Psychiatrist Jon Grant, AM’87, is helping treat and raise awareness of behavioral addiction.
One more episode of your favorite show, another doughnut, those new shoes you’re dying to have—cravings like these can be hard to resist. But for some, saying no is nearly impossible.
Jon Grant, AM’87, is a professor of psychiatry at UChicago who studies and treats behavioral addiction (also called impulse-control disorders), which affects an estimated 10 to 15 percent of the global population annually. For his patients, relatively commonplace activities, such as shopping, eating, or internet surfing, have become all consuming. Many arrive in his office facing financial ruin, legal trouble, or serious marital problems.
“These conditions can be difficult for other people to understand,” Grant and his coauthors write in Why Can’t I Stop?: Reclaiming Your Life From a Behavioral Addiction (Johns Hopkins University Press, 2016), a book that examines some of the most prevalent types of impulse-control disorders. While sufferers’ actions may look willful, they “cannot just stop—at some point the behavior has become ingrained, compulsive, and, frequently, beyond their control,” the authors explain. It takes professional intervention (typically therapy and sometimes medication) to bring relief.
Grant has published dozens of articles about pathological gambling and directs UChicago’s Addictive, Compulsive, and Impulsive Disorders Research Program. But when he first got interested in gambling addiction as a medical student 20 years ago, doctors didn’t know what to make of the phenomenon. They debated whether it was a symptom of another disorder—or if it was a mental health issue at all.
Today doctors have a much better understanding of the problem. It’s now known that compulsive gambling runs in families, for instance. And children of alcoholics have a heightened risk of both alcoholism and compulsive gambling, suggesting a genetic link between the two disorders. Grant’s own research has shown that naltrexone, a drug usually used to treat opioid addiction, can lessen the urge to gamble.
Gambling addiction is included in the Diagnostic and Statistical Manual of Mental Disorders (DSM), along with compulsive stealing, grooming, and online gaming. But some of the other issues Grant studies, such as compulsive sexual behavior and internet addiction, are not. What’s included in the DSM—the American Psychiatric Association’s official compendium of mental illnesses—can have practical ramifications for patients, like whether their health insurance will cover the cost of treatment. (Providers can often sidestep insurance limitations by using one of the DSM’s “catchall” diagnoses.)
Grant says he understands skeptics’ hesitation to classify these behaviors as addictions and include them in the DSM, and the reluctance to “glibly pathologize something that might not merit it.” Still, however it’s labeled by the medical community, his patients’ distress is real. Grant argues that including more impulse-control disorders in the DSM will raise awareness of these afflictions and convince more people to seek treatment. Without a clear set of diagnostic criteria, patients often “feel less legitimate,” he says.

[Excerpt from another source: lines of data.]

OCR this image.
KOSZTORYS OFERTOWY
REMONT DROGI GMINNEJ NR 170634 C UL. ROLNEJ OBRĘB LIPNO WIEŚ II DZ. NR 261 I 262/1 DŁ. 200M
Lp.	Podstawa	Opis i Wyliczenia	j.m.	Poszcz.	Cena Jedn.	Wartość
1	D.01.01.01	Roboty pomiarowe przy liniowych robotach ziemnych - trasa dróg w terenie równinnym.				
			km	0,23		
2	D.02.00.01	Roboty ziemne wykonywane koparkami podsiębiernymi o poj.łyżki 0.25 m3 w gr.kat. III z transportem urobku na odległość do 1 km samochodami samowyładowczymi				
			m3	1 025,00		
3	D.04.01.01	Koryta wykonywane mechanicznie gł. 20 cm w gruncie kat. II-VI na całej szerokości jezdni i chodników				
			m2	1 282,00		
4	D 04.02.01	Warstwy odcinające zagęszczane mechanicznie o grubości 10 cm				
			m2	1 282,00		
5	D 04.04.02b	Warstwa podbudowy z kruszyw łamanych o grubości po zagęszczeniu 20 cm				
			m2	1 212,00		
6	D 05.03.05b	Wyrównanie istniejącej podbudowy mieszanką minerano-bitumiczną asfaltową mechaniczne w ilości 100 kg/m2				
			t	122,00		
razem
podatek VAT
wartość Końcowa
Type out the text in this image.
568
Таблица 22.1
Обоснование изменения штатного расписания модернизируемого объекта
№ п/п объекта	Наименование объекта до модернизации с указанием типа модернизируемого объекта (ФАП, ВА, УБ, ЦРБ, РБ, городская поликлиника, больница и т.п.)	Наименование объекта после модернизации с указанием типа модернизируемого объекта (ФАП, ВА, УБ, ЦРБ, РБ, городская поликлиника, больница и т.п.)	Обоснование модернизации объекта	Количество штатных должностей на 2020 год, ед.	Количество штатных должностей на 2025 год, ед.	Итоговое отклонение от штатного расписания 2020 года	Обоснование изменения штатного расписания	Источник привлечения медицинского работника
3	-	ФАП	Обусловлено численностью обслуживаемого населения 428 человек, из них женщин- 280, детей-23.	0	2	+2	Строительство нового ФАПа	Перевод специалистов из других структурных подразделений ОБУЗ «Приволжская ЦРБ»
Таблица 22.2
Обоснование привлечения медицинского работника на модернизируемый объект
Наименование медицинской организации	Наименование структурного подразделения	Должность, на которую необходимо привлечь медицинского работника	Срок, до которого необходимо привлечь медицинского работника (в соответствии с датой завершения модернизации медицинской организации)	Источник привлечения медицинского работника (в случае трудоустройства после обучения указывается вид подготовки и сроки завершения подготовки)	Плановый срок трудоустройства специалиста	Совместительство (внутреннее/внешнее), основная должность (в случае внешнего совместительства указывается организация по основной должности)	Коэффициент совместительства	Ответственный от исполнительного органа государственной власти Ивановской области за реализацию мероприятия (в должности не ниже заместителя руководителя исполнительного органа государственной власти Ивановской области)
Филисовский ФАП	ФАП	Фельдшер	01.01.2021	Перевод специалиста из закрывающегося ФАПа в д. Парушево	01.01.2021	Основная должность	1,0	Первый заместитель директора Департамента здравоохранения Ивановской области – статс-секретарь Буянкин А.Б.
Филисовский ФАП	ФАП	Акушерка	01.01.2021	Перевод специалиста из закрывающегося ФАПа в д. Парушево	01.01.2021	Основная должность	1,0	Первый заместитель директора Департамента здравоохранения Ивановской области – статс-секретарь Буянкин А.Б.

In their early stages, behavioral addictions can be hard to spot. Family doctors typically ask patients about drug, alcohol, and tobacco use but almost never about behaviors like gambling. Addicts can easily justify their actions by pointing out that everyone else is shopping and overeating too.
This sense of denial is typical of internet addicts—after all, they argue, aren’t we all fixated on our phones? Grant says internet addiction is a growing part of his practice and is especially prevalent in young adults. He’s seen college students who, unable to tear themselves away from their browsers, failed an entire semester, and “now all heck is breaking loose and they really do need help.”
Internet and online gaming addictions aren’t well recognized in the United States, but South Korea began taking the issue seriously after several deaths related to internet binges. (In one disturbing case, a three-month-old South Korean girl died of malnutrition; her parents regularly left her alone for 10-hour stretches while they went to internet cafés.) The Korean government has since introduced public education campaigns about the dangers of excessive internet use.
Behavioral addictions may be dangerous, but, Grant stresses, they can be overcome. Cognitive behavioral therapy, which focuses on changing patterns of thought and behavior, is especially helpful. And Grant’s lab is currently investigating medications that may ease symptoms of these disorders—making unbearable urges less painful, and a normal life more possible.